According to UN agencies, nearly 12 million Yemenis are currently without access to adequate supplies of food, water, and medicine.

A military campaign of shelling and airstrikes against Yemen, led by Saudi Arabia and other Gulf states with coordination and logistics from the U.S. military, began on March 19. A proposed five-day ceasefire was said to go into effect on Tuesday, but sporadic fighting and continued bombing was reported overnight.

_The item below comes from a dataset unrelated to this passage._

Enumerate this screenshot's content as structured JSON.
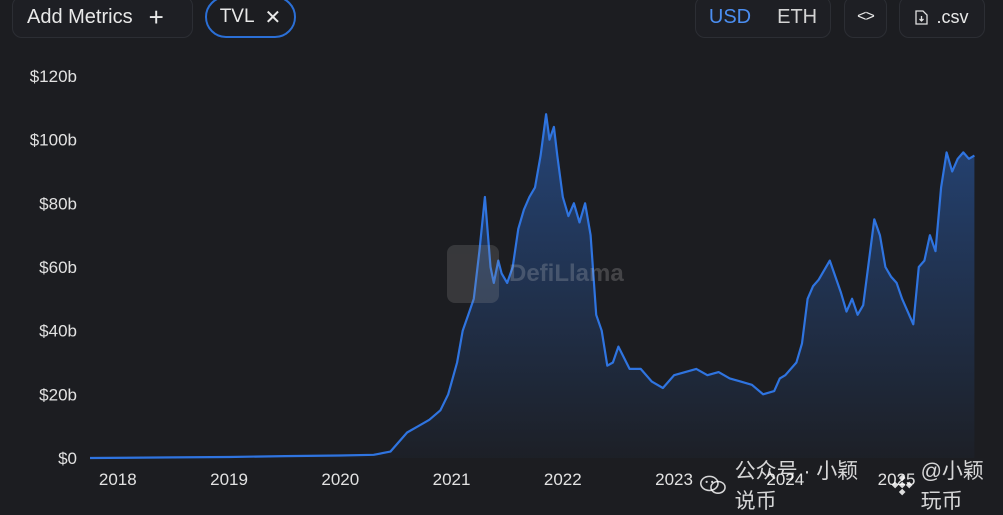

International aid agencies, as well as the United Nations, have expressed hope much needed aid and humanitarian assistance can be provided if the ceasefire can hold, but few think five days is an adequately large window.

As the BBC reports:

Two cargo ships chartered by the UN's World Food Programme (WFP) are docked at the rebel-controlled Red Sea port of Hudaydah. Other supplies are ready to be brought in and planes are standing by to help evacuate the wounded.

However, the charity Oxfam has warned that five days is "not enough time to move supplies into and around the country, particularly with fuel supplies dangerously low."

Valerie Amos, head of the UN humanitarian mission, urged all sides to respect the truce and said that aid shipments should not be "politicized" by any party.

"This pause will provide a respite for civilians and allow the delivery of food, medical supplies and other essential items to people who have been trapped in conflict zone," she said.